Die Stimmen (Svenja Liesau und Dagmar Manzel als jugendliche und ältere Sophie) sind prägnant voneinander unterscheidbar, und selbst lustige Einfälle wie der „Hunger!“ oder „Hurra Hurra!“ intonierende Russen-Chor (an dem auch der Schriftsteller Wladimir Kaminer mitgewirkt hat) sind gruselig. Jedes Element verweist auf ein anderes, hat metaphorischen Charakter und bleibt in seiner Materialität doch konkret. Dass der Film ein paar Traumreisen ins Surreale unternimmt, erschließt sich aus der Gefängnissituation und ist weniger Ausflug ins Märchenhafte denn psychologische Notwendigkeit.

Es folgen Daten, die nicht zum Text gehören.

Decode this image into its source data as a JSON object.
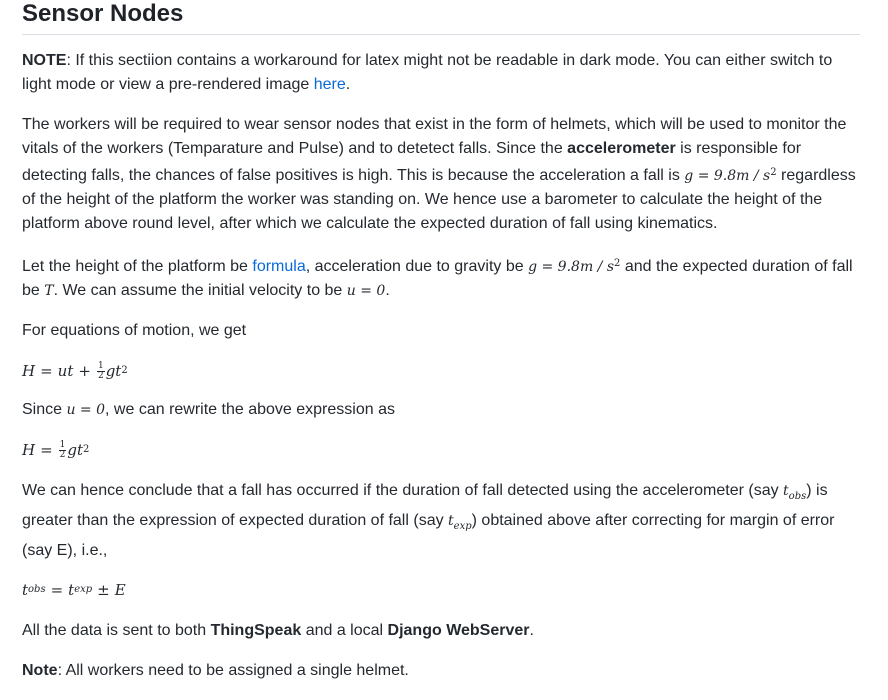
{
  "title": "Sensor Nodes",
  "note1": {
    "label": "NOTE",
    "text_a": ": If this sectiion contains a workaround for latex might not be readable in dark mode. You can either switch to light mode or view a pre-rendered image ",
    "link": "here",
    "text_b": "."
  },
  "para2": {
    "a": "The workers will be required to wear sensor nodes that exist in the form of helmets, which will be used to monitor the vitals of the workers (Temparature and Pulse) and to detetect falls. Since the ",
    "bold": "accelerometer",
    "b": " is responsible for detecting falls, the chances of false positives is high. This is because the acceleration a fall is ",
    "math": "g = 9.8m / s",
    "math_exp": "2",
    "c": " regardless of the height of the platform the worker was standing on. We hence use a barometer to calculate the height of the platform above round level, after which we calculate the expected duration of fall using kinematics."
  },
  "para3": {
    "a": "Let the height of the platform be ",
    "link": "formula",
    "b": ", acceleration due to gravity be ",
    "math1": "g = 9.8m / s",
    "math1_exp": "2",
    "c": " and the expected duration of fall be ",
    "math2": "T",
    "d": ". We can assume the initial velocity to be ",
    "math3": "u = 0",
    "e": "."
  },
  "para4": "For equations of motion, we get",
  "eq1": {
    "lhs": "H",
    "eq": "=",
    "term1": "ut",
    "plus": "+",
    "frac_num": "1",
    "frac_den": "2",
    "term2": "gt",
    "exp": "2"
  },
  "para5": {
    "a": "Since ",
    "math": "u = 0",
    "b": ", we can rewrite the above expression as"
  },
  "eq2": {
    "lhs": "H",
    "eq": "=",
    "frac_num": "1",
    "frac_den": "2",
    "term": "gt",
    "exp": "2"
  },
  "para6": {
    "a": "We can hence conclude that a fall has occurred if the duration of fall detected using the accelerometer (say ",
    "t_obs": "t",
    "t_obs_sub": "obs",
    "b": ") is greater than the expression of expected duration of fall (say ",
    "t_exp": "t",
    "t_exp_sub": "exp",
    "c": ") obtained above after correcting for margin of error (say E), i.e.,"
  },
  "eq3": {
    "lhs": "t",
    "lhs_sub": "obs",
    "eq": "=",
    "rhs": "t",
    "rhs_sub": "exp",
    "pm": "±",
    "e": "E"
  },
  "para7": {
    "a": "All the data is sent to both ",
    "bold1": "ThingSpeak",
    "b": " and a local ",
    "bold2": "Django WebServer",
    "c": "."
  },
  "note2": {
    "label": "Note",
    "text": ": All workers need to be assigned a single helmet."
  }
}
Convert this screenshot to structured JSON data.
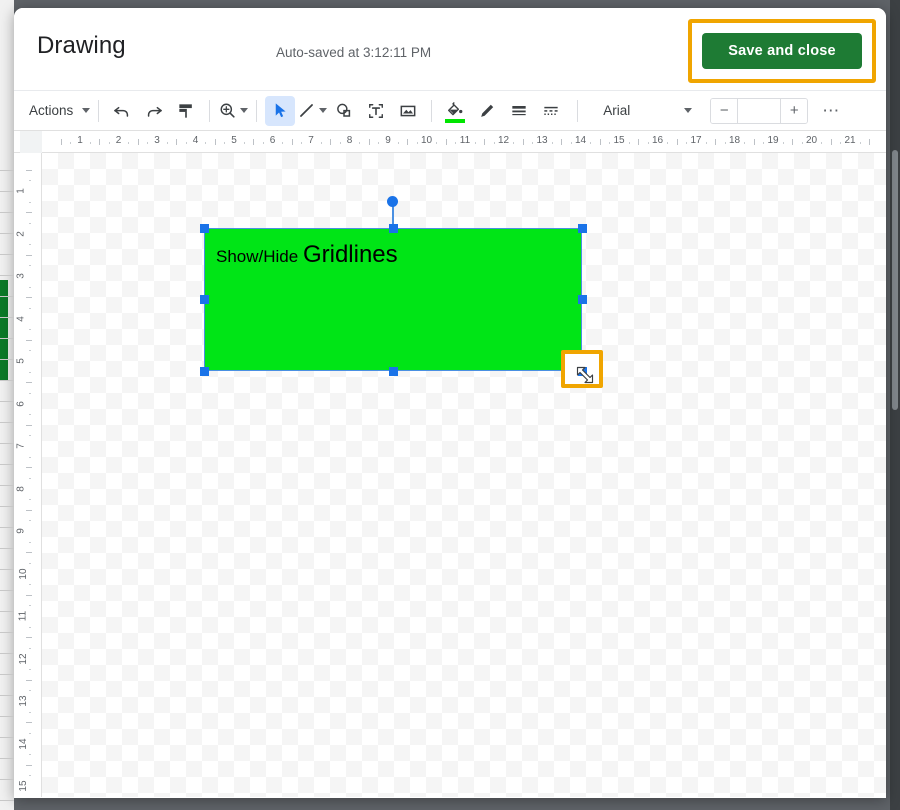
{
  "dialog": {
    "title": "Drawing",
    "autosave_status": "Auto-saved at 3:12:11 PM",
    "save_button_label": "Save and close"
  },
  "toolbar": {
    "actions_label": "Actions",
    "items": [
      {
        "name": "actions-menu",
        "label": "Actions",
        "icon": "caret-down"
      },
      {
        "name": "undo-button",
        "label": "",
        "icon": "undo-icon"
      },
      {
        "name": "redo-button",
        "label": "",
        "icon": "redo-icon"
      },
      {
        "name": "paint-format-button",
        "label": "",
        "icon": "paint-format-icon"
      },
      {
        "name": "zoom-button",
        "label": "",
        "icon": "zoom-in-icon"
      },
      {
        "name": "select-tool",
        "label": "",
        "icon": "cursor-arrow-icon"
      },
      {
        "name": "line-tool",
        "label": "",
        "icon": "line-icon"
      },
      {
        "name": "shape-tool",
        "label": "",
        "icon": "shape-icon"
      },
      {
        "name": "text-box-tool",
        "label": "",
        "icon": "text-box-icon"
      },
      {
        "name": "image-tool",
        "label": "",
        "icon": "image-icon"
      },
      {
        "name": "fill-color-tool",
        "label": "",
        "icon": "paint-bucket-icon"
      },
      {
        "name": "line-color-tool",
        "label": "",
        "icon": "pencil-icon"
      },
      {
        "name": "line-weight-tool",
        "label": "",
        "icon": "line-weight-icon"
      },
      {
        "name": "line-dash-tool",
        "label": "",
        "icon": "line-dash-icon"
      }
    ],
    "font_name": "Arial",
    "font_size_value": "",
    "font_size_decrease": "−",
    "font_size_increase": "+",
    "more_options": "⋯",
    "fill_color_hex": "#00e500",
    "active_tool": "select-tool"
  },
  "ruler": {
    "horizontal_labels": [
      "1",
      "2",
      "3",
      "4",
      "5",
      "6",
      "7",
      "8",
      "9",
      "10",
      "11",
      "12",
      "13",
      "14",
      "15",
      "16",
      "17",
      "18",
      "19",
      "20",
      "21"
    ],
    "vertical_labels": [
      "1",
      "2",
      "3",
      "4",
      "5",
      "6",
      "7",
      "8",
      "9",
      "10",
      "11",
      "12",
      "13",
      "14",
      "15"
    ]
  },
  "canvas": {
    "shape": {
      "fill_hex": "#00e516",
      "text_small": "Show/Hide",
      "text_large": "Gridlines",
      "selected": true
    },
    "selection": {
      "handle_color": "#1a73e8",
      "border_color": "#4a90e2",
      "highlight_color": "#f0a500"
    }
  }
}
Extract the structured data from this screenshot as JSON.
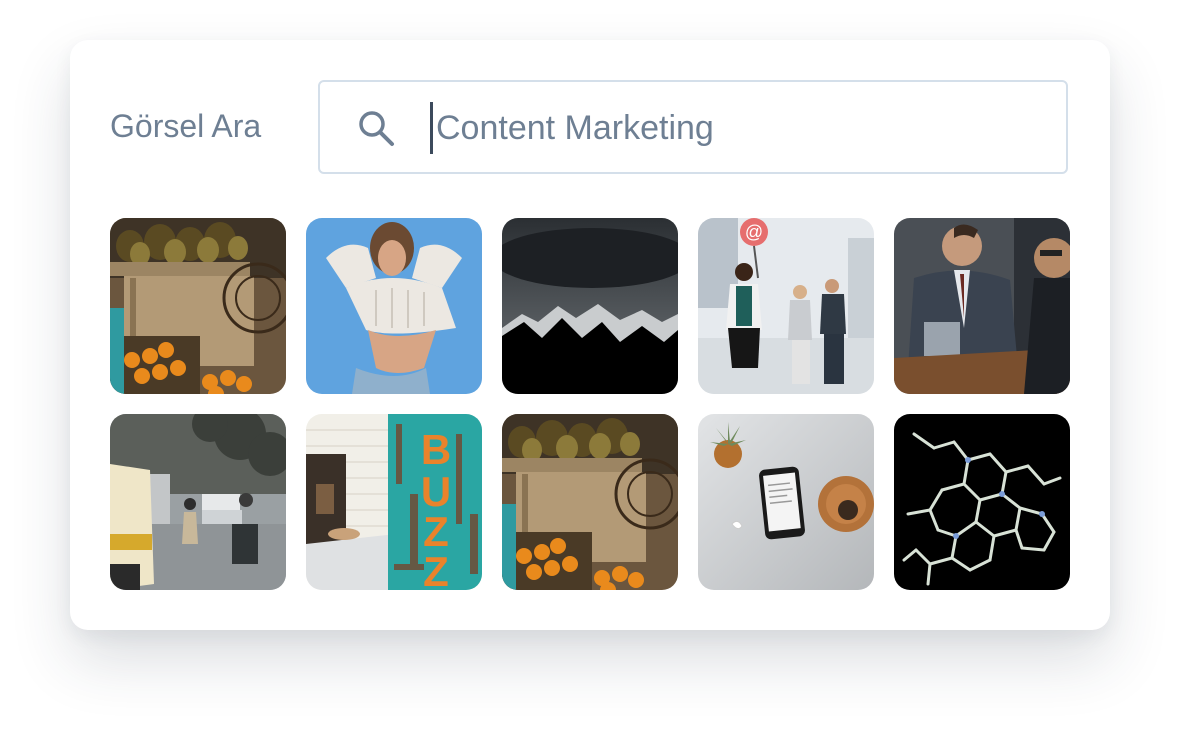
{
  "search": {
    "label": "Görsel Ara",
    "value": "Content Marketing",
    "icon": "search-icon"
  },
  "colors": {
    "label": "#6e7f93",
    "border": "#d4dfea",
    "caret": "#3c4a5c"
  },
  "images": [
    {
      "name": "fruit-stand-photo"
    },
    {
      "name": "woman-sweater-photo"
    },
    {
      "name": "dark-mountains-photo"
    },
    {
      "name": "business-people-at-sign-photo"
    },
    {
      "name": "business-meeting-photo"
    },
    {
      "name": "city-street-photo"
    },
    {
      "name": "buzz-sign-photo"
    },
    {
      "name": "fruit-stand-photo-2"
    },
    {
      "name": "desk-phone-plant-photo"
    },
    {
      "name": "molecule-structure-photo"
    }
  ]
}
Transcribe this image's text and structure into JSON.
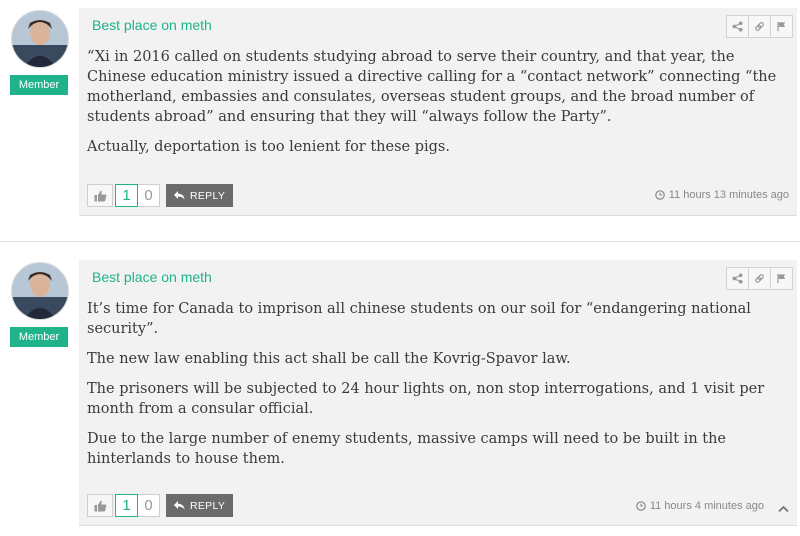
{
  "comments": [
    {
      "author": "Best place on meth",
      "badge": "Member",
      "paragraphs": [
        "“Xi in 2016 called on students studying abroad to serve their country, and that year, the Chinese education ministry issued a directive calling for a “contact network” connecting “the motherland, embassies and consulates, overseas student groups, and the broad number of students abroad” and ensuring that they will “always follow the Party”.",
        "Actually, deportation is too lenient for these pigs."
      ],
      "upvotes": "1",
      "downvotes": "0",
      "reply_label": "REPLY",
      "timestamp": "11 hours 13 minutes ago"
    },
    {
      "author": "Best place on meth",
      "badge": "Member",
      "paragraphs": [
        "It’s time for Canada to imprison all chinese students on our soil for “endangering national security”.",
        "The new law enabling this act shall be call the Kovrig-Spavor law.",
        "The prisoners will be subjected to 24 hour lights on, non stop interrogations, and 1 visit per month from a consular official.",
        "Due to the large number of enemy students, massive camps will need to be built in the hinterlands to house them."
      ],
      "upvotes": "1",
      "downvotes": "0",
      "reply_label": "REPLY",
      "timestamp": "11 hours 4 minutes ago"
    }
  ],
  "icons": {
    "share": "share-icon",
    "link": "link-icon",
    "flag": "flag-icon",
    "like": "thumbs-up-icon",
    "reply": "reply-arrow-icon",
    "clock": "clock-icon",
    "collapse": "chevron-up-icon"
  },
  "colors": {
    "accent": "#20b28a",
    "reply_button": "#6b6b6b",
    "comment_background": "#f2f2f2"
  }
}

Spannungsverhältnisse aufeinandergestapelt
Trotz all seiner Vorzüge leidet „Memory Hotel“ an einer dramaturgischen Schwäche: Sabl erzeugt weniger einen großen Spannungsbogen, als dass er über die mehr als anderthalb Stunden Spannungsverhältnisse stapelt wie Sophie das Essen in der Maschinenküche. So hoch dem Film anzurechnen ist, dass seine Parabel keine einfache politische Wahrheit evoziert, sondern voller Ambivalenzen steckt, so sehr wimmelt es von wirren Abschnitten. Schlüsselmomente, die fürs Verständnis der Zusammenhänge wichtig sind, bekommen oft weniger Raum als die wiederholte szenische Ausstaffage von Nebensträngen. Das Erregungslevel bleibt dabei fast durchgehend gleich hoch, was bisweilen die Aufmerksamkeit erschöpft. Die aber bräuchte es, um sich später einmal an mehr erinnern zu können als nur an Atmosphären.